Pictured Rocks National Lakeshore is located on the south shore of Lake Superior in Michigan’s Upper Peninsula, between the communities of Munising (west) and Grand Marais (east). Alger County Road H-58 provides access throughout the Lakeshore.
Longer Backpacking Trails
The Ozark Trail, Missouri
A thru-hike of the Ozark Trail is 230 miles, meandering through the St. Francois Mountains of southeast Missouri. Overall, the hiking is moderate with drops into and climbs out of numerous valleys. Elevation changes are generally well under 1,000 feet but enough for some great views. Count on wet stream crossings on a regular basis as well.
Water is not generally an issue, though plan on filtering all sources. Resupply is off trail though several hotels along the route will offer shuttles to those that rent a room. In addition, shuttles are available for the length of the trail so only one vehicle is required.
The northernmost trailhead is reached by heading west from St Louis on I-44 to south on Highway H past Leasburg.
The Superior Trail, Minnesota
The Superior Hiking Trail runs 255 miles, generally along a ridge above the north shore of Lake Superior. The linear route travels nearly to the Canadian border from Duluth. The trail actually continues 41 additional miles south through the city toward the Wisconsin border. However, as no backcountry camping is allowed through this stretch, it is not considered to be part of a traditional thru-hike.
Not surprisingly, the main highlight of the trail is the nearby presence of the big lake the Ojibwa people (and Gordon Lightfoot) called Gitchi Gami (Big Water).

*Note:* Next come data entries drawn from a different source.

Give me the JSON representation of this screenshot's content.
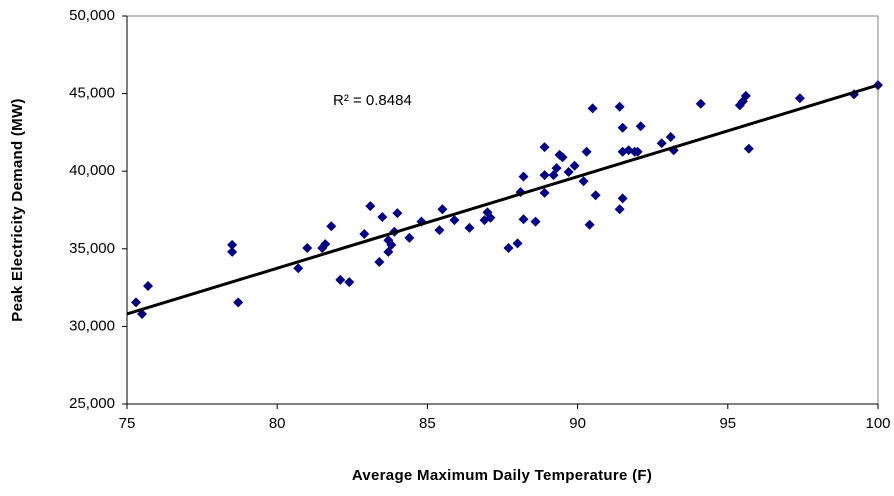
{
  "chart_data": {
    "type": "scatter",
    "x_label": "Average Maximum Daily Temperature (F)",
    "y_label": "Peak Electricity Demand (MW)",
    "annotation": "R² = 0.8484",
    "color": "#000080",
    "trend_color": "#000000",
    "xlim": [
      75,
      100
    ],
    "xticks": [
      75,
      80,
      85,
      90,
      95,
      100
    ],
    "ylim": [
      25000,
      50000
    ],
    "yticks": [
      {
        "value": 25000,
        "label": "25,000"
      },
      {
        "value": 30000,
        "label": "30,000"
      },
      {
        "value": 35000,
        "label": "35,000"
      },
      {
        "value": 40000,
        "label": "40,000"
      },
      {
        "value": 45000,
        "label": "45,000"
      },
      {
        "value": 50000,
        "label": "50,000"
      }
    ],
    "x": [
      75.3,
      75.5,
      75.7,
      78.7,
      78.5,
      78.5,
      80.7,
      81.0,
      81.5,
      81.6,
      81.8,
      82.1,
      82.4,
      82.9,
      83.1,
      83.4,
      83.5,
      83.7,
      83.7,
      83.8,
      83.9,
      84.0,
      84.4,
      84.8,
      85.4,
      85.5,
      85.9,
      86.4,
      86.9,
      87.0,
      87.1,
      87.7,
      88.0,
      88.1,
      88.2,
      88.2,
      88.6,
      88.9,
      88.9,
      88.9,
      89.2,
      89.3,
      89.4,
      89.5,
      89.7,
      89.9,
      90.2,
      90.3,
      90.4,
      90.5,
      90.6,
      91.4,
      91.5,
      91.5,
      91.5,
      91.4,
      91.7,
      91.9,
      92.0,
      92.1,
      92.8,
      93.1,
      93.2,
      94.1,
      95.4,
      95.5,
      95.6,
      95.7,
      97.4,
      99.2,
      100.0
    ],
    "y": [
      31550,
      30800,
      32600,
      31550,
      35250,
      34800,
      33750,
      35050,
      35050,
      35300,
      36450,
      33000,
      32850,
      35950,
      37750,
      34150,
      37050,
      35550,
      34800,
      35250,
      36100,
      37300,
      35700,
      36750,
      36200,
      37550,
      36850,
      36350,
      36850,
      37350,
      37000,
      35050,
      35350,
      38650,
      39650,
      36900,
      36750,
      39750,
      38600,
      41550,
      39750,
      40200,
      41050,
      40900,
      39950,
      40350,
      39350,
      41250,
      36550,
      44050,
      38450,
      44150,
      42800,
      41250,
      38250,
      37550,
      41350,
      41250,
      41250,
      42900,
      41800,
      42200,
      41350,
      44350,
      44250,
      44500,
      44850,
      41450,
      44700,
      44950,
      45550
    ],
    "trend_x": [
      75,
      100
    ],
    "trend_y": [
      30800,
      45550
    ]
  }
}
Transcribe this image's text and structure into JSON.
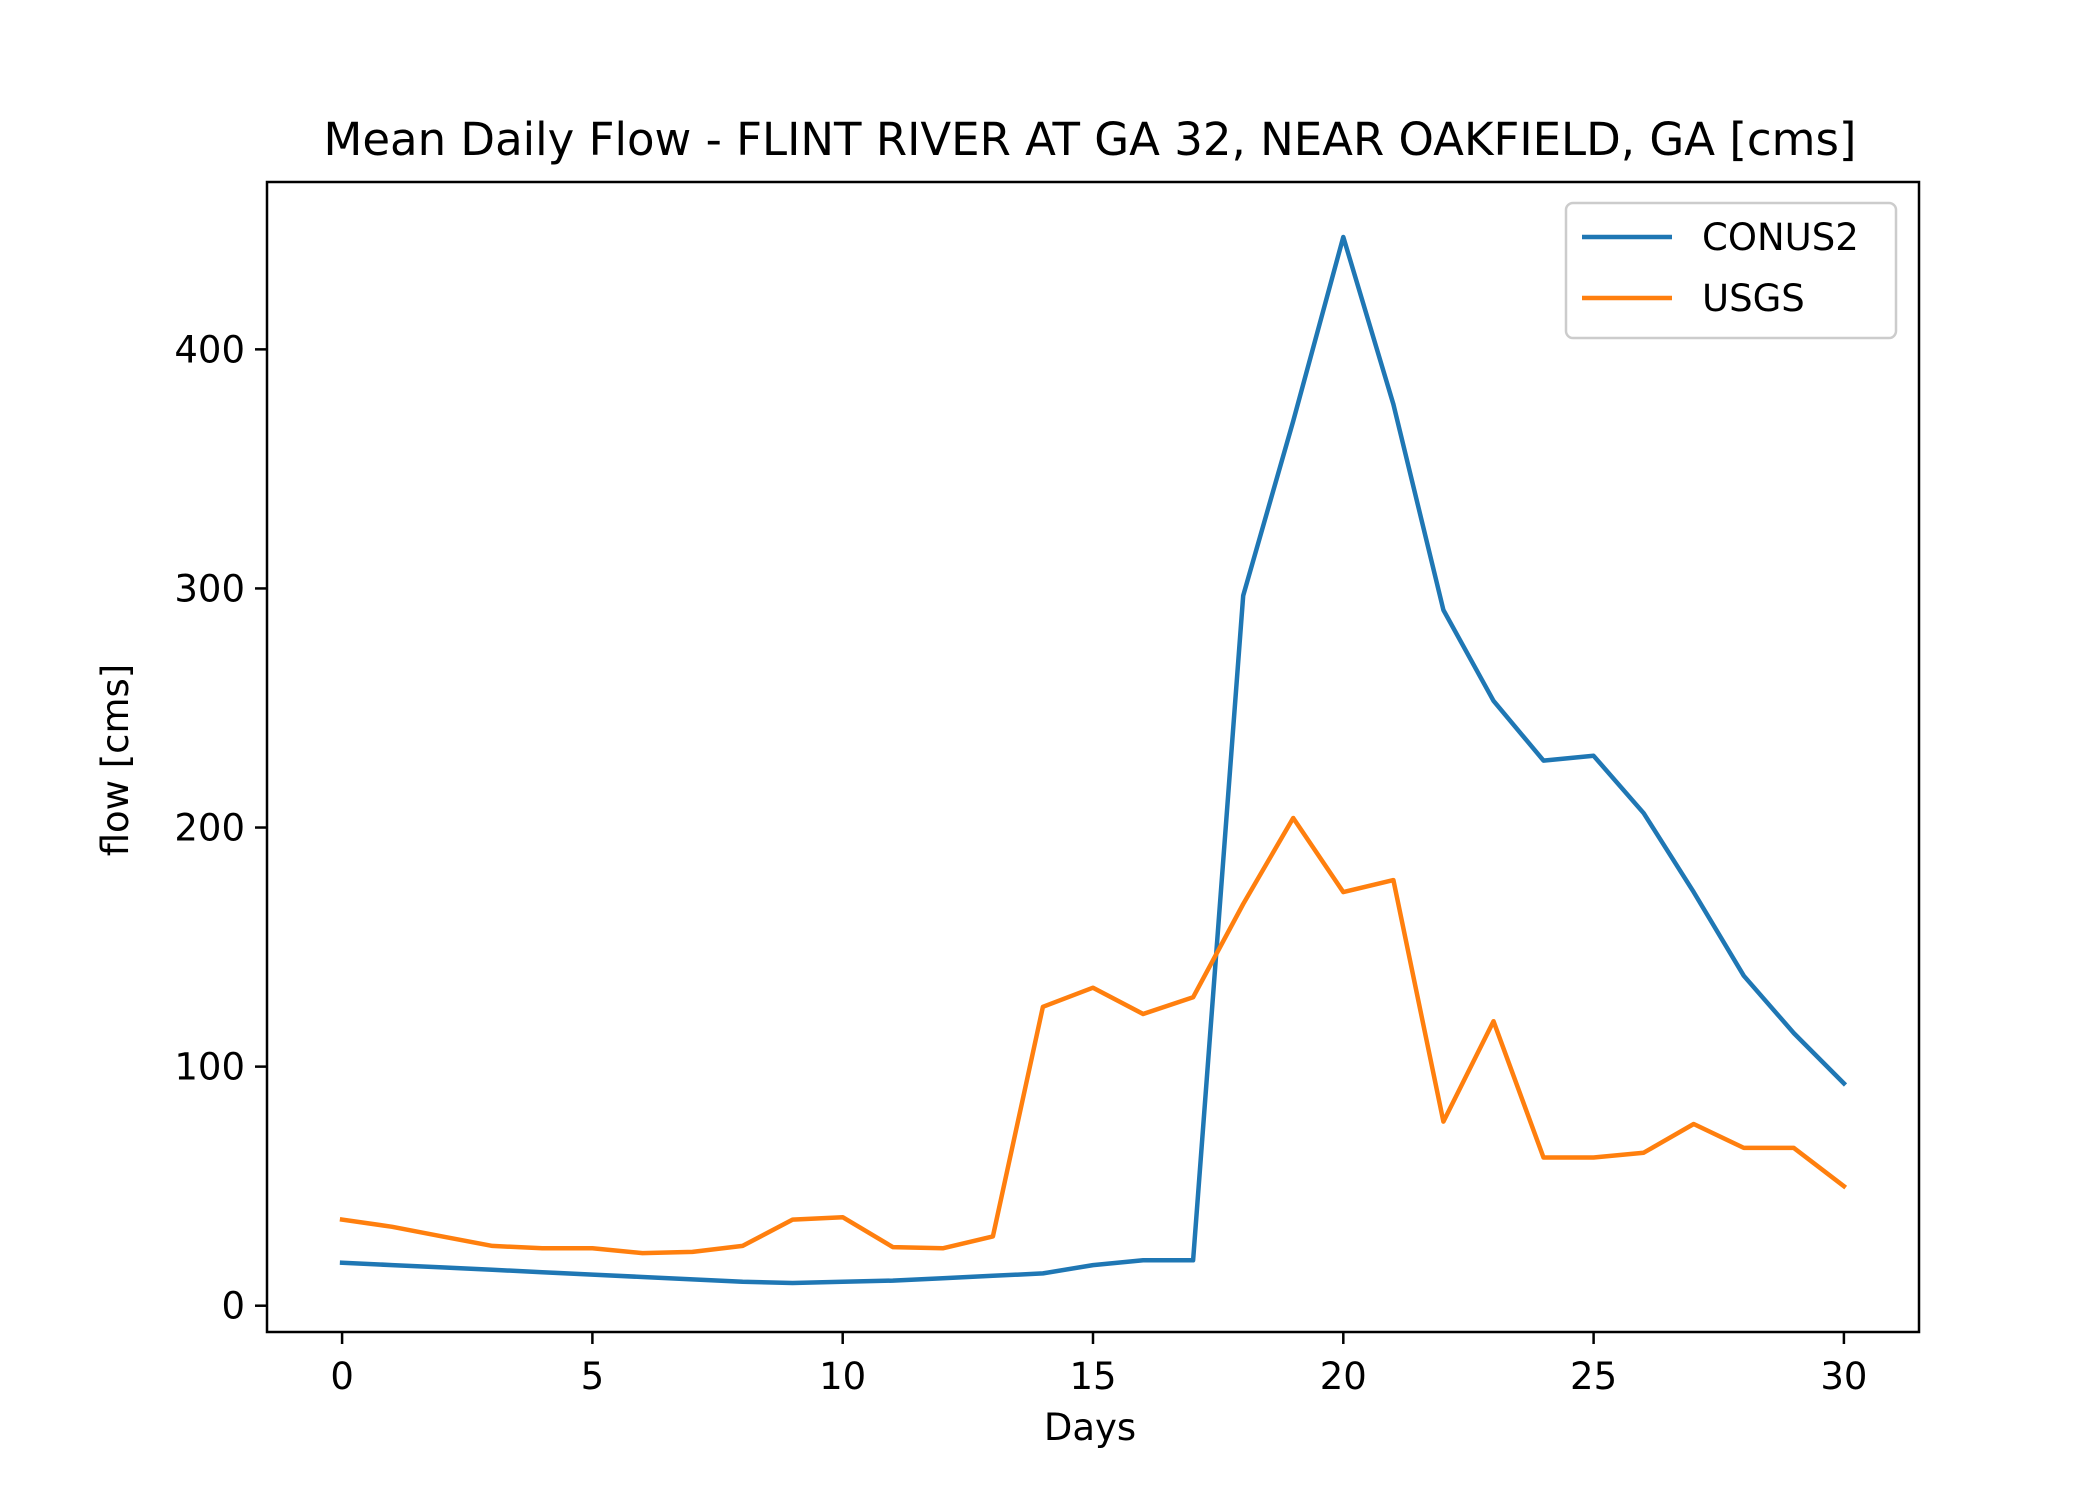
{
  "chart_data": {
    "type": "line",
    "title": "Mean Daily Flow - FLINT RIVER AT GA 32, NEAR OAKFIELD, GA [cms]",
    "xlabel": "Days",
    "ylabel": "flow [cms]",
    "xlim": [
      -1.5,
      31.5
    ],
    "ylim": [
      -11,
      470
    ],
    "xticks": [
      0,
      5,
      10,
      15,
      20,
      25,
      30
    ],
    "yticks": [
      0,
      100,
      200,
      300,
      400
    ],
    "xtick_labels": [
      "0",
      "5",
      "10",
      "15",
      "20",
      "25",
      "30"
    ],
    "ytick_labels": [
      "0",
      "100",
      "200",
      "300",
      "400"
    ],
    "grid": false,
    "legend_position": "top-right",
    "x": [
      0,
      1,
      2,
      3,
      4,
      5,
      6,
      7,
      8,
      9,
      10,
      11,
      12,
      13,
      14,
      15,
      16,
      17,
      18,
      19,
      20,
      21,
      22,
      23,
      24,
      25,
      26,
      27,
      28,
      29,
      30
    ],
    "series": [
      {
        "name": "CONUS2",
        "color": "#1f77b4",
        "values": [
          18,
          17,
          16,
          15,
          14,
          13,
          12,
          11,
          10,
          9.5,
          10,
          10.5,
          11.5,
          12.5,
          13.5,
          17,
          19,
          19,
          297,
          370,
          447,
          377,
          291,
          253,
          228,
          230,
          206,
          173,
          138,
          114,
          93
        ]
      },
      {
        "name": "USGS",
        "color": "#ff7f0e",
        "values": [
          36,
          33,
          29,
          25,
          24,
          24,
          22,
          22.5,
          25,
          36,
          37,
          24.5,
          24,
          29,
          125,
          133,
          122,
          129,
          168,
          204,
          173,
          178,
          77,
          119,
          62,
          62,
          64,
          76,
          66,
          66,
          50
        ]
      }
    ]
  }
}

Stunning views of the water are common. Numerous streams and rivers flow into the lake and the path is often situated to provide a view of a spectacular waterfall as the flow drops off the ridge down to the lake.

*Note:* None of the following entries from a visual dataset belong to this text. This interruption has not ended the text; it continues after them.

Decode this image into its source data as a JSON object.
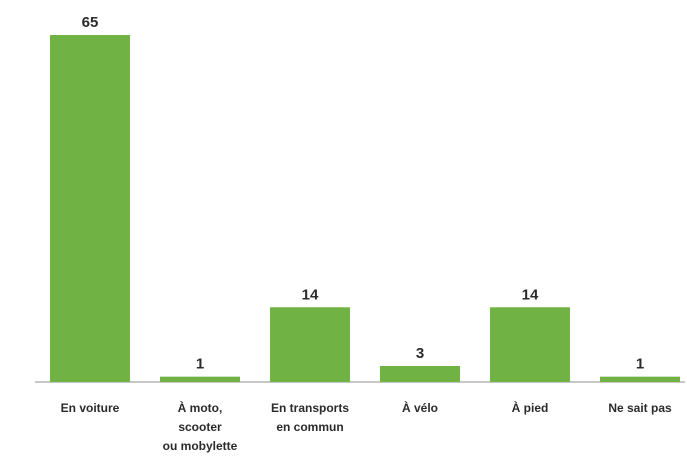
{
  "chart_data": {
    "type": "bar",
    "categories": [
      "En voiture",
      "À moto,\nscooter\nou mobylette",
      "En transports\nen commun",
      "À vélo",
      "À pied",
      "Ne sait pas"
    ],
    "values": [
      65,
      1,
      14,
      3,
      14,
      1
    ],
    "color": "#70b244"
  }
}
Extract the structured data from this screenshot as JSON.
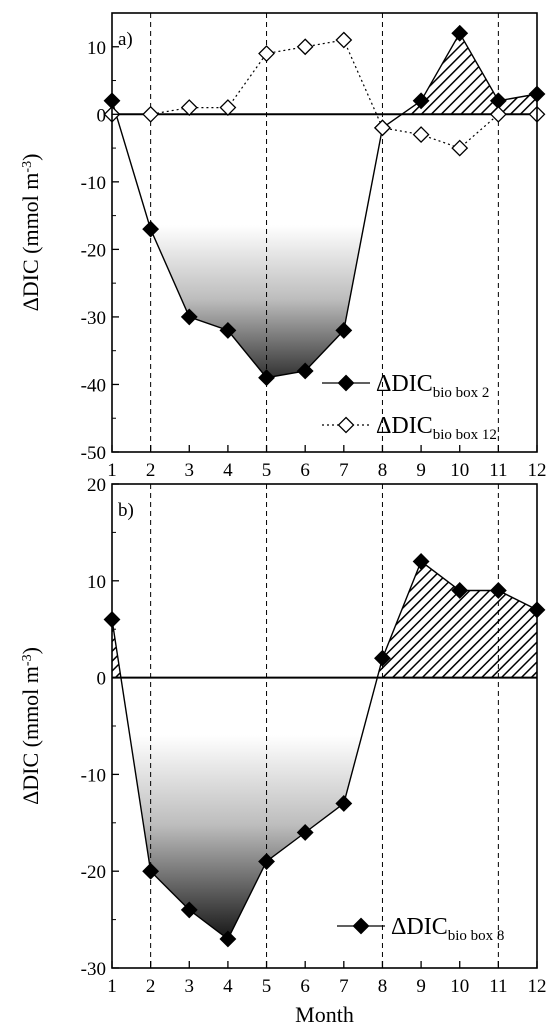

The trail itself doesn’t have huge climbs. The lake sits at around 600 feet above sea level and the high point on the trail is a bit over 1,200 feet higher. Consider the trail to be moderate to challenging though. Hiking is rarely on flat ground, with steep elevation changes between river valleys and ridgetop.
There are no permits or fees to hike the trail. Campers are required to stay at one of 93 established backcountry campsites. Each site offers multiple tent pads, a fire ring, and a latrine. Typically, a water source is nearby.

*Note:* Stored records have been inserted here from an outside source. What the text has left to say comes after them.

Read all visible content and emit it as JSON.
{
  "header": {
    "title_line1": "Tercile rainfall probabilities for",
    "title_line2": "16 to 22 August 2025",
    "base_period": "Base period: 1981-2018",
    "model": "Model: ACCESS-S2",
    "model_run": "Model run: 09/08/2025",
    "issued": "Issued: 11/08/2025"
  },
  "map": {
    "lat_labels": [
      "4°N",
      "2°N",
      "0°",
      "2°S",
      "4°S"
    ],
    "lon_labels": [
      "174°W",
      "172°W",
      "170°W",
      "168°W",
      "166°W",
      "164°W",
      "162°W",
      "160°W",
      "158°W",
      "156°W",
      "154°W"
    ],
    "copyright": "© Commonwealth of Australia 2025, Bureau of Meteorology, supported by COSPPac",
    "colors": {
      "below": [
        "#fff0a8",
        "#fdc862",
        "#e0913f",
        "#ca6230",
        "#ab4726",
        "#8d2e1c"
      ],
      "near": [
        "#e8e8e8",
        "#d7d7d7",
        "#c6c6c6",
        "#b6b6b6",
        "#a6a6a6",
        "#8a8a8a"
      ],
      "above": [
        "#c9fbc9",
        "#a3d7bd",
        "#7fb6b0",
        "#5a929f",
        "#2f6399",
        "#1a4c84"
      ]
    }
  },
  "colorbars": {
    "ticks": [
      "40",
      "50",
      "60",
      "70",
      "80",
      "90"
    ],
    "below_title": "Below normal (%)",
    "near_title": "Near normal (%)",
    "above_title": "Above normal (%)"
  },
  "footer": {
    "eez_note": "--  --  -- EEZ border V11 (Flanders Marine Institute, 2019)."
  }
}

The southern terminus for a traditional thru-hike is the Martin Road trailhead. From I-35, take 21st Ave. East Exit #258. Turn left on 21st Ave. E. and go 0.7 miles up hill. Turn right on Woodland Ave. and go 1.2 miles. Turn right on Snively Rd. and go 1.0 miles to intersection with Jean Duluth Rd. Continue straight on Jean Duluth Rd. and go 1.9 miles. Turn left on Martin Rd. and go 1.2 miles to trailhead parking lot on left. Two shuttle companies are in the area for those wanting a one-way hike.
The Buckeye Trail, Ohio
The Buckeye Trail is an interesting animal. I put it in this best hikes in the Midwest list due to its sheer length while staying within one state. It wanders 1,444 miles all over the state of Ohio in a big loop that also has a couple of smaller loops and spurs included. In one spot or another, the trail shares tread with most of the trails in the state I’ve ever hiked. If you want to thru-hike a trail that few others have completed, this could be your trail. If you want a thru-hike that includes hundreds of miles of road walks and significant stretches with no camping options, this could also be your trail.
There are a lot of good options for section hikes, however. The pathway travels through Ohio’s only national forest, Cuyahoga Valley National Park, 18 state parks, five state forests, four wildlife areas, eight Ohio Historical Society properties, six Watershed Conservancy lands and 18 county or Metropark lands. Whatever length and challenge level of a hike you are looking for, chances are you can find it on the Buckeye Trail.